1.Embedded fintech, which refers to the integration of financial products by non-financial companies into their offerings, is seeing growth across countries and applications.
Notable examples include AirWallex, which integrated the embedded function of B2B payments and the U.S.-based company States Title, which integrated the embedded function of mortgage closings.
2. A new generation of bank service providers are emerging, but incumbents are watching.
The growth of open banking has prompted continued investment into bank tech providers, such as Yapily and Setu. However, incumbents are beginning to provide open banking services as well.
Acquisitions of banking and payments companies include Sofi’s acquisition of Galileo and Mastercard’s acquisition of Finicity.
3. Covid-19’s boost to e-commerce is a tailwind for fintech providers
The pandemic is forcing consumers and retailers to shift online, with e-commerce’s share of US retail sales jumping to an estimated 27% in April 2020 — up from 16% in 2019 — giving fintech providers a tailwind.
4. In wealthtech, intense competition led to consolidation this quarter.
Asset managers saw spikes in new brokerage accounts, and wealth tech startups picked up large rounds of funding. As competition begins to heat up in the retail wealth management industry, incumbents are snapping up wealth management upstarts to expand their products and services.

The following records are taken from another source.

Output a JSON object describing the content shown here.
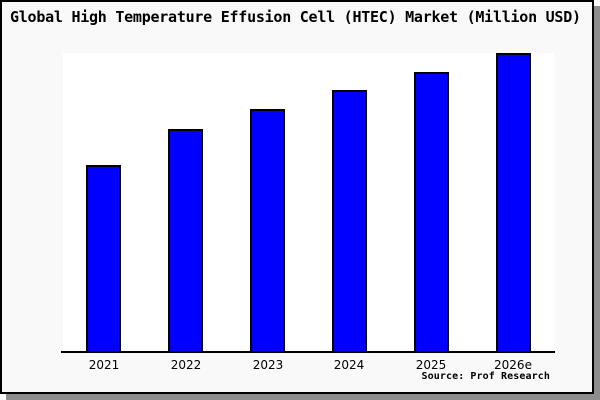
{
  "title": "Global High Temperature Effusion Cell (HTEC) Market (Million USD)",
  "source": "Source: Prof Research",
  "colors": {
    "bar_fill": "#0000ff",
    "bar_border": "#000000",
    "card_background": "#f9f9f9",
    "plot_background": "#ffffff",
    "frame": "#000000",
    "shadow": "#8e8e8e",
    "text": "#000000"
  },
  "chart_data": {
    "type": "bar",
    "title": "Global High Temperature Effusion Cell (HTEC) Market (Million USD)",
    "categories": [
      "2021",
      "2022",
      "2023",
      "2024",
      "2025",
      "2026e"
    ],
    "values": [
      62.7,
      74.7,
      81.3,
      87.7,
      93.7,
      100
    ],
    "value_note": "no y-axis ticks or gridlines shown; values are relative bar heights normalized to 2026e = 100",
    "unit": "Million USD",
    "xlabel": "",
    "ylabel": "",
    "ylim": [
      0,
      100
    ],
    "grid": false,
    "legend": false,
    "y_axis_visible": false,
    "x_axis_visible": true,
    "bar_width_fraction": 0.43,
    "source_label": "Source: Prof Research"
  }
}
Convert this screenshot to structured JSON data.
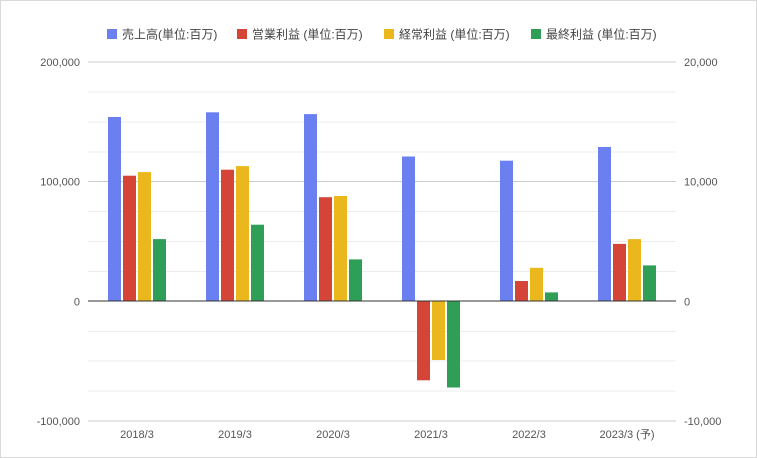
{
  "chart_data": {
    "type": "bar",
    "categories": [
      "2018/3",
      "2019/3",
      "2020/3",
      "2021/3",
      "2022/3",
      "2023/3 (予)"
    ],
    "left_axis": {
      "ylim": [
        -100000,
        200000
      ],
      "ticks": [
        200000,
        100000,
        0,
        -100000
      ],
      "tick_labels": [
        "200,000",
        "100,000",
        "0",
        "-100,000"
      ]
    },
    "right_axis": {
      "ylim": [
        -10000,
        20000
      ],
      "ticks": [
        20000,
        10000,
        0,
        -10000
      ],
      "tick_labels": [
        "20,000",
        "10,000",
        "0",
        "-10,000"
      ]
    },
    "series": [
      {
        "name": "売上高(単位:百万)",
        "color": "#6a7ff0",
        "axis": "left",
        "values": [
          154000,
          158000,
          156500,
          121000,
          117500,
          129000
        ]
      },
      {
        "name": "営業利益 (単位:百万)",
        "color": "#d44538",
        "axis": "right",
        "values": [
          10500,
          11000,
          8700,
          -6600,
          1700,
          4800
        ]
      },
      {
        "name": "経常利益 (単位:百万)",
        "color": "#eab71c",
        "axis": "right",
        "values": [
          10800,
          11300,
          8800,
          -4900,
          2800,
          5200
        ]
      },
      {
        "name": "最終利益 (単位:百万)",
        "color": "#2f9e57",
        "axis": "right",
        "values": [
          5200,
          6400,
          3500,
          -7200,
          750,
          3000
        ]
      }
    ],
    "grid": true,
    "legend_position": "top"
  }
}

In May, Franklin Templeton acquired wealth management software platform AdvisorEngine; Charles Schwab bought portfolio management company Motif‘s tech and IP; and Goldman Sachs bought wealth management custodian Folio.
5. Fintech saw a flurry of IPO filings in Q2’20
Multiple fintech companies filed for IPOs or went public in Q2’20, bucking the recent trend of mature startups remaining private as well as the drought of filings amid the early days of the pandemic.
S-1 filings in Q2’20 included Lemonade, nCino, and Rocket Companies.